タイトー側からは「お金はいらないと言っているのに、払うと言った人は今までいなかった」と言われ、この出来事が信用につながり、その後VINGが多数のタイトー作品のライセンスを受けるきっかけとなりました。
FM TOWNSなどへ展開
『The New Zealand Story』をはじめ、FM TOWNS向け作品が増え、1990年代にはPC-98、X68000、PlayStation、SEGA Saturnなど多様なプラットフォームへ展開していきます。
有限会社ビング時代の『ヴォルフィード』
FM TOWNS版『ヴォルフィード』は、まだ有限会社ビングの時代に開発・発売した作品です。
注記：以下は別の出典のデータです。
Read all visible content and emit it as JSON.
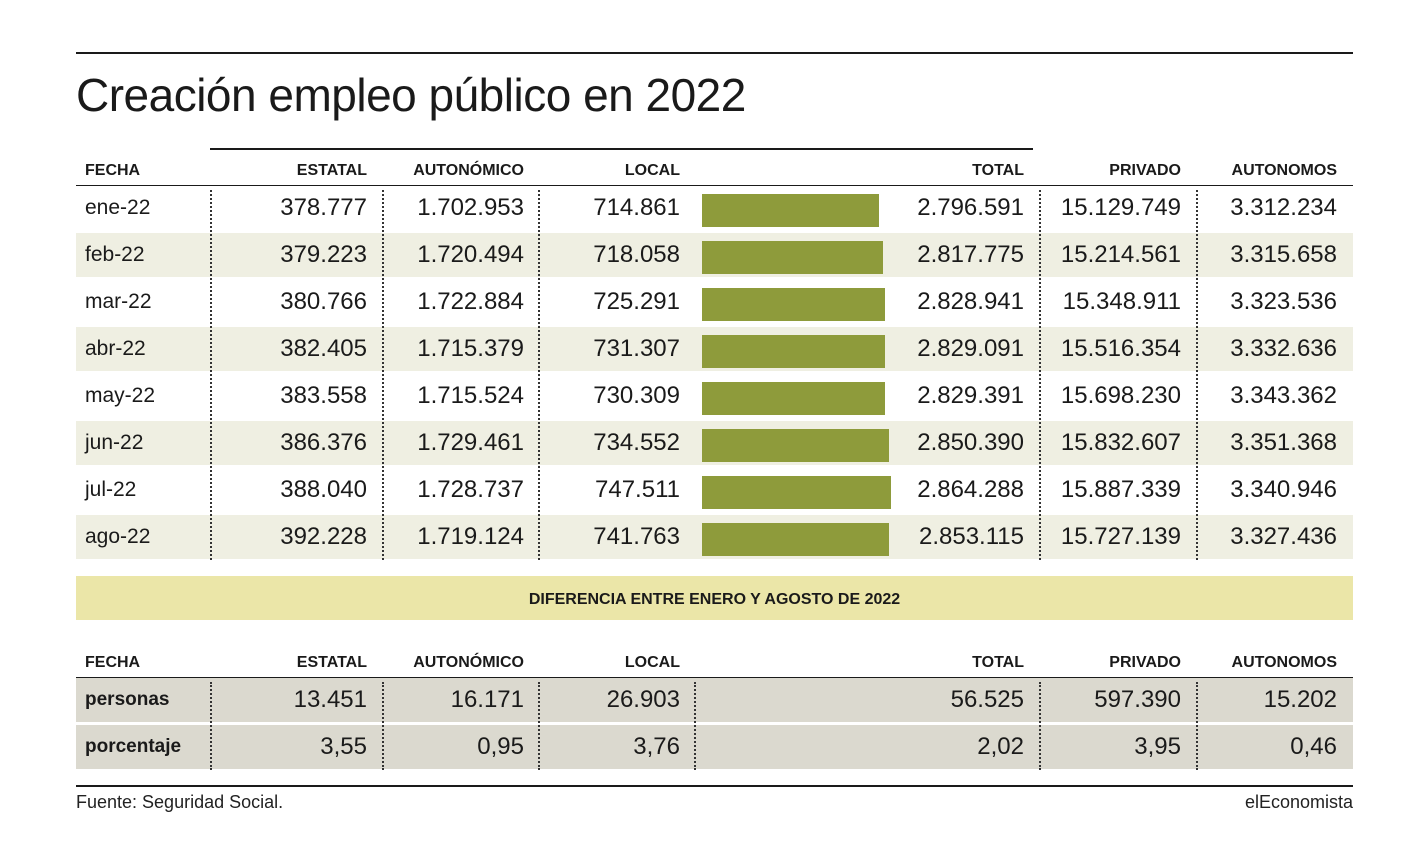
{
  "title": "Creación empleo público en 2022",
  "headers": [
    "FECHA",
    "ESTATAL",
    "AUTONÓMICO",
    "LOCAL",
    "TOTAL",
    "PRIVADO",
    "AUTONOMOS"
  ],
  "rows": [
    {
      "fecha": "ene-22",
      "estatal": "378.777",
      "autonomico": "1.702.953",
      "local": "714.861",
      "total": "2.796.591",
      "privado": "15.129.749",
      "autonomos": "3.312.234"
    },
    {
      "fecha": "feb-22",
      "estatal": "379.223",
      "autonomico": "1.720.494",
      "local": "718.058",
      "total": "2.817.775",
      "privado": "15.214.561",
      "autonomos": "3.315.658"
    },
    {
      "fecha": "mar-22",
      "estatal": "380.766",
      "autonomico": "1.722.884",
      "local": "725.291",
      "total": "2.828.941",
      "privado": "15.348.911",
      "autonomos": "3.323.536"
    },
    {
      "fecha": "abr-22",
      "estatal": "382.405",
      "autonomico": "1.715.379",
      "local": "731.307",
      "total": "2.829.091",
      "privado": "15.516.354",
      "autonomos": "3.332.636"
    },
    {
      "fecha": "may-22",
      "estatal": "383.558",
      "autonomico": "1.715.524",
      "local": "730.309",
      "total": "2.829.391",
      "privado": "15.698.230",
      "autonomos": "3.343.362"
    },
    {
      "fecha": "jun-22",
      "estatal": "386.376",
      "autonomico": "1.729.461",
      "local": "734.552",
      "total": "2.850.390",
      "privado": "15.832.607",
      "autonomos": "3.351.368"
    },
    {
      "fecha": "jul-22",
      "estatal": "388.040",
      "autonomico": "1.728.737",
      "local": "747.511",
      "total": "2.864.288",
      "privado": "15.887.339",
      "autonomos": "3.340.946"
    },
    {
      "fecha": "ago-22",
      "estatal": "392.228",
      "autonomico": "1.719.124",
      "local": "741.763",
      "total": "2.853.115",
      "privado": "15.727.139",
      "autonomos": "3.327.436"
    }
  ],
  "bar_color": "#8e9b3b",
  "diff_title": "DIFERENCIA ENTRE ENERO Y AGOSTO DE 2022",
  "diff_headers": [
    "FECHA",
    "ESTATAL",
    "AUTONÓMICO",
    "LOCAL",
    "TOTAL",
    "PRIVADO",
    "AUTONOMOS"
  ],
  "diff_rows": [
    {
      "fecha": "personas",
      "estatal": "13.451",
      "autonomico": "16.171",
      "local": "26.903",
      "total": "56.525",
      "privado": "597.390",
      "autonomos": "15.202"
    },
    {
      "fecha": "porcentaje",
      "estatal": "3,55",
      "autonomico": "0,95",
      "local": "3,76",
      "total": "2,02",
      "privado": "3,95",
      "autonomos": "0,46"
    }
  ],
  "source": "Fuente: Seguridad Social.",
  "brand": "elEconomista"
}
VINGがFM TOWNS向けタイトルを広げていた時期を示す作品の一つとして記録します。
文字商標「狂」登録 第3061614号
VINGの初期作品群を象徴する名称の一つ「狂」は、文字商標として登録された記録が残っています。確認できた記録では、商標は「狂」(単一の文字商標)、登録番号は第3061614号、商標権者は有限会社ビングです。有限会社ビングは、その後株式会社へ組織変更し、現在のビング株式会社へと続いています。
指定商品・区分には、旧第9類の電子応用機械器具およびその部品が記載され、家庭用テレビゲームおもちゃ用プログラムを記憶させたROMカセット等を含む記録となっています。『麻雀狂』『将棋狂』など初期VING作品の名称と事業展開を伝える歴史資料として保存します。
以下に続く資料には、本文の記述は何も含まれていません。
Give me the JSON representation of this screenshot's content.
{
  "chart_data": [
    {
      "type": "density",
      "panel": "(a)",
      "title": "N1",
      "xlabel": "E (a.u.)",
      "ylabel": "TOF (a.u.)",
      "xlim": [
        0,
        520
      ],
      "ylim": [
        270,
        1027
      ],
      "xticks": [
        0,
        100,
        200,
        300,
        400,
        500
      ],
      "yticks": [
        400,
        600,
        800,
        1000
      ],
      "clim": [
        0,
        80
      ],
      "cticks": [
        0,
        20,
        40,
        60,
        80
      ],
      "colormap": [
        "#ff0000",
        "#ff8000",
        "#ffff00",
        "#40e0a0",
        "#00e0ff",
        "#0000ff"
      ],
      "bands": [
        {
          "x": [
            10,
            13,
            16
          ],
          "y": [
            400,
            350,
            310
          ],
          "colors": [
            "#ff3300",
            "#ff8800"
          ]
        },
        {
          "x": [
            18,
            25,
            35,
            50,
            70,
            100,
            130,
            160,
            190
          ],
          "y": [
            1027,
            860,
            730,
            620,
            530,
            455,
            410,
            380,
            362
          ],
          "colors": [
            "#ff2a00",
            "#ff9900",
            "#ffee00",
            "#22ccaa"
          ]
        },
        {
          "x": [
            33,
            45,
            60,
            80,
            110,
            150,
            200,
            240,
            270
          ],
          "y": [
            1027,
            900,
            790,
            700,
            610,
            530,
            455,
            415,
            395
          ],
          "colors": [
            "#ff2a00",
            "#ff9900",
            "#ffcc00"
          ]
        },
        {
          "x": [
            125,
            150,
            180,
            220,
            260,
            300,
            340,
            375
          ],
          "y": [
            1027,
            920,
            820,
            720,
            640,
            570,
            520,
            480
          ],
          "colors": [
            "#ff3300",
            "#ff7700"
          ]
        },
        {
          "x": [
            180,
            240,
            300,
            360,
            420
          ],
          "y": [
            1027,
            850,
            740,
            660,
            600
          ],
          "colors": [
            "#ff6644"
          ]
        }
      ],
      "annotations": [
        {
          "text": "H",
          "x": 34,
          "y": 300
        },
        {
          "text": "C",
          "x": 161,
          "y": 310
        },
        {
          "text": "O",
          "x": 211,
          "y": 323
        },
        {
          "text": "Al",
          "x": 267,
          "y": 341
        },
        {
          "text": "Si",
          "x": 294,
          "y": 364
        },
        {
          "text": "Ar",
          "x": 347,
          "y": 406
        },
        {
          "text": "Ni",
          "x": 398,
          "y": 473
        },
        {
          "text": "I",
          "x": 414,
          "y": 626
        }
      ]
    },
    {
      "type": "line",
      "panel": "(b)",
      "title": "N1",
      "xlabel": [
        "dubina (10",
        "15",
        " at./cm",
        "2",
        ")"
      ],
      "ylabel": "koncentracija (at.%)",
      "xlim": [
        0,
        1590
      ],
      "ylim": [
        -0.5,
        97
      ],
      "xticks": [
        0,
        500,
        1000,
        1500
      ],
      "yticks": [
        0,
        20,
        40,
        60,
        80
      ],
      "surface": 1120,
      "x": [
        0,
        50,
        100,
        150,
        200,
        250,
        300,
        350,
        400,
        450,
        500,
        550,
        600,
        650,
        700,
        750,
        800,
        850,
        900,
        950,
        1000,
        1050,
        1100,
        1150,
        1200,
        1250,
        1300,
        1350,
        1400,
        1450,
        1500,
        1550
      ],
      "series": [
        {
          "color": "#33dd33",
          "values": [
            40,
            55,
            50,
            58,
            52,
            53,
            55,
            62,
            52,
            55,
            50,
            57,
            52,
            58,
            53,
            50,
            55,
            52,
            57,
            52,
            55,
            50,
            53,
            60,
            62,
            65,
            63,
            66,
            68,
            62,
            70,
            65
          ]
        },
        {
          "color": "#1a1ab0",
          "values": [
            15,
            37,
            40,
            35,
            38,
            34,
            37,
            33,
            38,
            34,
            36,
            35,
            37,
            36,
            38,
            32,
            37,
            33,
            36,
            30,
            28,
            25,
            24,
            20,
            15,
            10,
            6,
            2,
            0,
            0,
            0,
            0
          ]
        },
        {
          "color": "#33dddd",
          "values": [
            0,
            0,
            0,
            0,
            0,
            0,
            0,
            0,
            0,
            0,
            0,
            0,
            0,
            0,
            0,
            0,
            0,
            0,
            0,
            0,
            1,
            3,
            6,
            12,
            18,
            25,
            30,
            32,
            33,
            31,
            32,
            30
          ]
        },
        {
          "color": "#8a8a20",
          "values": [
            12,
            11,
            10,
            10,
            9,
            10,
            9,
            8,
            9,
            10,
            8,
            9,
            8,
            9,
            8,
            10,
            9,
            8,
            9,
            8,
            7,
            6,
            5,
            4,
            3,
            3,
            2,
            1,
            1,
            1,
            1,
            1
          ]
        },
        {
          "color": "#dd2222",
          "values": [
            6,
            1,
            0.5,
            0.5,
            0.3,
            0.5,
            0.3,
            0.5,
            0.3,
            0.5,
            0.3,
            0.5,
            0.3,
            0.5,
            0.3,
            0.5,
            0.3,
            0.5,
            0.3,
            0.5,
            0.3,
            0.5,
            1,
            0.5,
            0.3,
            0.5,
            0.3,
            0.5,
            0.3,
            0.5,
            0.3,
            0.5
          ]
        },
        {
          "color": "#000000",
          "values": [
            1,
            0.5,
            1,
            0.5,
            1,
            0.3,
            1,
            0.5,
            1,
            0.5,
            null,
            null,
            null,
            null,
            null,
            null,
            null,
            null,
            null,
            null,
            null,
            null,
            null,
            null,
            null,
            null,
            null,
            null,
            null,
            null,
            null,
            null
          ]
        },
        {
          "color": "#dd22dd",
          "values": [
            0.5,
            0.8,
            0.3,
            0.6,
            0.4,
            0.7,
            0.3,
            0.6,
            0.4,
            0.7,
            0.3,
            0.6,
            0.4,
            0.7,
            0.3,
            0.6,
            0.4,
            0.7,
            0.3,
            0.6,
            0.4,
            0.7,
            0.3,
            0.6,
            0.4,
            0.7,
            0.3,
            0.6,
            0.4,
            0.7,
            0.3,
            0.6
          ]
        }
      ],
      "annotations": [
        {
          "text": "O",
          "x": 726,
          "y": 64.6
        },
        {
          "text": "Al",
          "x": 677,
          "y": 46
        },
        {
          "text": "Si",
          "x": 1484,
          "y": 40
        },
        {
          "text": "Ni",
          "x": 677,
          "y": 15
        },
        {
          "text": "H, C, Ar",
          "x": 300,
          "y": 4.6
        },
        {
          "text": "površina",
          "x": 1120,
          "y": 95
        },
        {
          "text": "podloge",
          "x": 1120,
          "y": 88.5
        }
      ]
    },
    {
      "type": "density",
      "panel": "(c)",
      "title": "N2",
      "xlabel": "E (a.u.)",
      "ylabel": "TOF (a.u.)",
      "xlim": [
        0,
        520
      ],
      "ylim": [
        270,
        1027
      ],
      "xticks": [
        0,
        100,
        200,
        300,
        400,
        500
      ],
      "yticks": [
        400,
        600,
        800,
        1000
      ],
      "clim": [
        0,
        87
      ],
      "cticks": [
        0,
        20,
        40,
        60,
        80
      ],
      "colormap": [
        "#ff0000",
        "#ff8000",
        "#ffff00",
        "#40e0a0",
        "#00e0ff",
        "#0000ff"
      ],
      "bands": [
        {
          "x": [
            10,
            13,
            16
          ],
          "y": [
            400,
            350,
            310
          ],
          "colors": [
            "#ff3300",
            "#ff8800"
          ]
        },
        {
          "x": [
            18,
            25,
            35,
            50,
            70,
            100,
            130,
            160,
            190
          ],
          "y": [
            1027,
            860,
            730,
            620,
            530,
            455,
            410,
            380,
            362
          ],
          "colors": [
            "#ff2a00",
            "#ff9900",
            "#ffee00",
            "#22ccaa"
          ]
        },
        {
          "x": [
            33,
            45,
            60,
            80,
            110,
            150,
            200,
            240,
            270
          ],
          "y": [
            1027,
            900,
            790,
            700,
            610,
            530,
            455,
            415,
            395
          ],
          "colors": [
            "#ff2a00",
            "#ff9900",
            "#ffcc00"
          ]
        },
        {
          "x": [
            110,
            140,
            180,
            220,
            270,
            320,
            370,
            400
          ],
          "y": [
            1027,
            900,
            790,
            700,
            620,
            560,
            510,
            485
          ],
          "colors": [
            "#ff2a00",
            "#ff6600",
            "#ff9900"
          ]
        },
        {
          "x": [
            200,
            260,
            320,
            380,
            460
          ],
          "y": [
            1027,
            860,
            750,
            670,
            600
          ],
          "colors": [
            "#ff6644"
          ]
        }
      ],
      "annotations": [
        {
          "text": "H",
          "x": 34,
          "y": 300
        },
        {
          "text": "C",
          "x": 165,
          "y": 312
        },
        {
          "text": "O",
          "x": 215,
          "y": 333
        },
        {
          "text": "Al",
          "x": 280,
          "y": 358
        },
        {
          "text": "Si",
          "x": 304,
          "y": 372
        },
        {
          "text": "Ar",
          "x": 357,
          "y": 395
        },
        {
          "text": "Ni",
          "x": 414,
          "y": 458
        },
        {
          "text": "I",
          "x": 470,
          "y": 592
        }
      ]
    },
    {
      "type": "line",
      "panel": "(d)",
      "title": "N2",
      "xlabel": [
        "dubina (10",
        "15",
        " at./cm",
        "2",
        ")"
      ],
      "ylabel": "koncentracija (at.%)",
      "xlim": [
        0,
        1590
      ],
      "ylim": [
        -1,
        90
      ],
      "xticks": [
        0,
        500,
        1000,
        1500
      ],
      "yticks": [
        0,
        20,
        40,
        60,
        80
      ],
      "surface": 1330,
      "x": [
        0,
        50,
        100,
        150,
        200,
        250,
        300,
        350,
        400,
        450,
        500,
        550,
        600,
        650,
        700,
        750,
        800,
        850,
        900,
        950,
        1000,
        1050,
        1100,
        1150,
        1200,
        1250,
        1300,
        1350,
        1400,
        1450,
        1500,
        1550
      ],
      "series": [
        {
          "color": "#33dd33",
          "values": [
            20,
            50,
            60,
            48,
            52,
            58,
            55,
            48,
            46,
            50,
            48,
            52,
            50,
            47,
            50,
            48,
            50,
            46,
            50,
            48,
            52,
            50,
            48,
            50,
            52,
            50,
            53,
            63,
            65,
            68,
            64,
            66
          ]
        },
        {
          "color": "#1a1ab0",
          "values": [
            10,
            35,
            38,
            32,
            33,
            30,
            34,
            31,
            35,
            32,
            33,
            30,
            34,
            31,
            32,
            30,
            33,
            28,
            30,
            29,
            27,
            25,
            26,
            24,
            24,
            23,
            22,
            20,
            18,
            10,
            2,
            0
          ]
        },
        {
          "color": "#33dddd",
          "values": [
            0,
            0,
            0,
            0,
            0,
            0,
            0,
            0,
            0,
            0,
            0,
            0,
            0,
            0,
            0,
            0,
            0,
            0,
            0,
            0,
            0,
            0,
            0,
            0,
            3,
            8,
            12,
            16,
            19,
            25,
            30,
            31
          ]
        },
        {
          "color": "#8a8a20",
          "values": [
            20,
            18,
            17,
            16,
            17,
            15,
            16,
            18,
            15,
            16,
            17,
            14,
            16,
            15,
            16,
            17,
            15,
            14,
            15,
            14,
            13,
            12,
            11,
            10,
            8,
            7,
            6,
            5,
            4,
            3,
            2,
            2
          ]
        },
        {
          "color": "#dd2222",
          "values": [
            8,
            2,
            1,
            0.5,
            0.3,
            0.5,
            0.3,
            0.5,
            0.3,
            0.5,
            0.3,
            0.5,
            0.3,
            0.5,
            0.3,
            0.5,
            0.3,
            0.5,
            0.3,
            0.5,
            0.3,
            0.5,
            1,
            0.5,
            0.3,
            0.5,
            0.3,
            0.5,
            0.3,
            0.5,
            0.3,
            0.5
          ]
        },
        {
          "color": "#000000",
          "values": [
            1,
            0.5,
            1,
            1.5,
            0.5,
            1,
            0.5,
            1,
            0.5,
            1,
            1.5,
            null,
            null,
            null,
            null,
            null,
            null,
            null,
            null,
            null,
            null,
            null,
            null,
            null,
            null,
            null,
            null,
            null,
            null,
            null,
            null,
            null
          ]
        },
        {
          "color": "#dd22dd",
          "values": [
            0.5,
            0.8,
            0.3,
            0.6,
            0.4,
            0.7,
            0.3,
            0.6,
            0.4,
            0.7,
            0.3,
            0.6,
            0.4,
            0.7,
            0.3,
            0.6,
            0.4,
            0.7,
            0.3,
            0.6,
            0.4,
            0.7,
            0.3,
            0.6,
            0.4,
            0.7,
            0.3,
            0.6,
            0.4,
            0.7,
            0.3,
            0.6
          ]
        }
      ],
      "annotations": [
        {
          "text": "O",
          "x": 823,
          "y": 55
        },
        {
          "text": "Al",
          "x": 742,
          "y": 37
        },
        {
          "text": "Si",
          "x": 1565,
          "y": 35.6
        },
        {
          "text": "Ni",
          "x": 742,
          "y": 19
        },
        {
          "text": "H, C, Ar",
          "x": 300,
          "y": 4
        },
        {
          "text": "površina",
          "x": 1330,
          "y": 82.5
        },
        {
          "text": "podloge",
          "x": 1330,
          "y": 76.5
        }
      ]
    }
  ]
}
※現在の商標権の状態については、公的データベースの確認後に記載します。
ゲーム開発・移植作品の拡大
『Final Blow』『Bubble Bobble』『Image Fight』『Splatterhouse』『Viewpoint』『Night Striker』『Metal Black』『Elevator Action Returns』『Bubble Symphony』『Backgainer』など、VINGの名が残る多くの作品が登場しました。
これから追加する資料
初期のエディタ製品、ビングソフト時代の広告・パッケージ、当時の会社資料、発売一覧、制作スタッフの記録などを、確認できたものから追加します。